Core-Periphery Principle Guided State Space Model for Functional Connectome Classification
This work addresses the problem of efficient and accurate brain network analysis for neuroimaging-based disease diagnosis, representing an incremental improvement over existing deep learning methods.
The paper tackled the challenge of classifying functional brain networks for neurological disorder diagnosis by proposing CP-SSM, which combines a selective state-space model with a core-periphery guided Mixture-of-Experts. The result showed that CP-SSM outperformed Transformer-based models in classification performance on ABIDE and ADNI datasets while reducing computational complexity.
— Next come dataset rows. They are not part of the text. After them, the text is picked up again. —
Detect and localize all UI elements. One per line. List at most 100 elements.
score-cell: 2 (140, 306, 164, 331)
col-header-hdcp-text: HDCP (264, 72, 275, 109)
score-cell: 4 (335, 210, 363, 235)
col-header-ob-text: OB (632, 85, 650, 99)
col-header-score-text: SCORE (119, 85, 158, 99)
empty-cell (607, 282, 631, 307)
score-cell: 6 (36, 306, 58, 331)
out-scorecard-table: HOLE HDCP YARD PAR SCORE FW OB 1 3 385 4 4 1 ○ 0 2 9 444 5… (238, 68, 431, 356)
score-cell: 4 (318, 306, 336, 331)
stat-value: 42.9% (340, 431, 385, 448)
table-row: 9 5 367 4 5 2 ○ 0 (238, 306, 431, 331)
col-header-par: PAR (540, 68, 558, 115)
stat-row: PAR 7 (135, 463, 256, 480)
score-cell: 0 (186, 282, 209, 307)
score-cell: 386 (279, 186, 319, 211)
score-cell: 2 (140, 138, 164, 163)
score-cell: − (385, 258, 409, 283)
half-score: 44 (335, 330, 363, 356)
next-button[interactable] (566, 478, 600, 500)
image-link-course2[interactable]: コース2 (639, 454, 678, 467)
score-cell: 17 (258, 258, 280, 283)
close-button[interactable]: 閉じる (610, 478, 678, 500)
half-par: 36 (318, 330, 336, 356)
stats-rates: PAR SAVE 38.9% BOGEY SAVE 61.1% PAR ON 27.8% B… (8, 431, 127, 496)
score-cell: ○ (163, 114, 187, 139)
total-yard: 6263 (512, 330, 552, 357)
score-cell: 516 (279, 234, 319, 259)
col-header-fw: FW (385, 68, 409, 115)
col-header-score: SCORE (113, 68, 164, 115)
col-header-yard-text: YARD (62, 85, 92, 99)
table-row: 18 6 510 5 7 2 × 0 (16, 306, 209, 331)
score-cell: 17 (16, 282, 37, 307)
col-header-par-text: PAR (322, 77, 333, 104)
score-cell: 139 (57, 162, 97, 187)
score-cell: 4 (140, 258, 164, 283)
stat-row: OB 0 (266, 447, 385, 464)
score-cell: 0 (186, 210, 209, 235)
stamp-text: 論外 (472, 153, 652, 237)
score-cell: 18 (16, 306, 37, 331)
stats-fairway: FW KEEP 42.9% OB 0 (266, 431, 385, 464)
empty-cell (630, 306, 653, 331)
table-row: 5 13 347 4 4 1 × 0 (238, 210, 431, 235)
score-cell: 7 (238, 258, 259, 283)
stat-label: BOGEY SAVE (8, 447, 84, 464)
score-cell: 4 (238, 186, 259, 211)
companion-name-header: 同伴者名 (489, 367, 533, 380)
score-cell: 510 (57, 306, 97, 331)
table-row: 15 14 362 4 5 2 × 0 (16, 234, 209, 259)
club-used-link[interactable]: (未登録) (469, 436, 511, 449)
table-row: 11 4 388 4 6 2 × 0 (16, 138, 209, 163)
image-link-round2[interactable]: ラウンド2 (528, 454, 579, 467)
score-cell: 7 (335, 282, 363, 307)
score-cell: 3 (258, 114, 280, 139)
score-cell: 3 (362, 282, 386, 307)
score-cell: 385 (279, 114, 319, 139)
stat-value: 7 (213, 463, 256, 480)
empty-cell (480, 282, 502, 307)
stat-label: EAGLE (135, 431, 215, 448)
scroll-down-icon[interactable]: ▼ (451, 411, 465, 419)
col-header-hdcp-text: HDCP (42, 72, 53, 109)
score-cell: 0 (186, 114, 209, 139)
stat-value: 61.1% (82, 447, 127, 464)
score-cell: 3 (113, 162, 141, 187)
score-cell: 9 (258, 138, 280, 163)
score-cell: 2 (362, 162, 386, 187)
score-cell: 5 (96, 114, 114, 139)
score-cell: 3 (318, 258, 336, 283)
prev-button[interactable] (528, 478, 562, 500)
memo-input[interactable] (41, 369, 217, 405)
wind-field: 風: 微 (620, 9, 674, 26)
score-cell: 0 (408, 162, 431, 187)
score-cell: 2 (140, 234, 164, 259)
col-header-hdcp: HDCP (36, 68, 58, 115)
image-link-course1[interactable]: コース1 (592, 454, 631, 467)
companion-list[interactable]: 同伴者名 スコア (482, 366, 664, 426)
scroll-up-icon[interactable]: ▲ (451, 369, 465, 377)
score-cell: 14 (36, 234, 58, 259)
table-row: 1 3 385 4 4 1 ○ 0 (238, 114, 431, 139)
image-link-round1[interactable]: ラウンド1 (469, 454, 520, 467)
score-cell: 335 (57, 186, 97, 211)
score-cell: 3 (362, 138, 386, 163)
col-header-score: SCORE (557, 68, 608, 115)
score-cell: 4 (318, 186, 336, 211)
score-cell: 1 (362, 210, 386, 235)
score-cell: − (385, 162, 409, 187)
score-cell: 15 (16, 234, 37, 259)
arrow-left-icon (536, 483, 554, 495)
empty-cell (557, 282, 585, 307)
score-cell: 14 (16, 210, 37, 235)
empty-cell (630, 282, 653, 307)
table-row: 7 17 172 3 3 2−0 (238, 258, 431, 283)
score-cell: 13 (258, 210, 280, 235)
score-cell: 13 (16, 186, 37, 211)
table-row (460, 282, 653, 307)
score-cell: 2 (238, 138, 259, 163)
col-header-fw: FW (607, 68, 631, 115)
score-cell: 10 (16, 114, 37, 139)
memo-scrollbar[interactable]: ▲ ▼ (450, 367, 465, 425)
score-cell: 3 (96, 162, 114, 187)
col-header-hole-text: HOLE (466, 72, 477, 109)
Understanding the organization of human brain networks has become a central focus in neuroscience, particularly in the study of functional connectivity, which plays a crucial role in diagnosing neurological disorders. Advances in functional magnetic resonance imaging and machine learning techniques have significantly improved brain network analysis. However, traditional machine learning approaches struggle to capture the complex relationships between brain regions, while deep learning methods, particularly Transformer-based models, face computational challenges due to their quadratic complexity in long-sequence modeling. To address these limitations, we propose a Core-Periphery State-Space Model (CP-SSM), an innovative framework for functional connectome classification. Specifically, we introduce Mamba, a selective state-space model with linear complexity, to effectively capture long-range dependencies in functional brain networks. Furthermore, inspired by the core-periphery (CP) organization, a fundamental characteristic of brain networks that enhances efficient information transmission, we design CP-MoE, a CP-guided Mixture-of-Experts that improves the representation learning of brain connectivity patterns. We evaluate CP-SSM on two benchmark fMRI datasets: ABIDE and ADNI. Experimental results demonstrate that CP-SSM surpasses Transformer-based models in classification performance while significantly reducing computational complexity. These findings highlight the effectiveness and efficiency of CP-SSM in modeling brain functional connectivity, offering a promising direction for neuroimaging-based neurological disease diagnosis.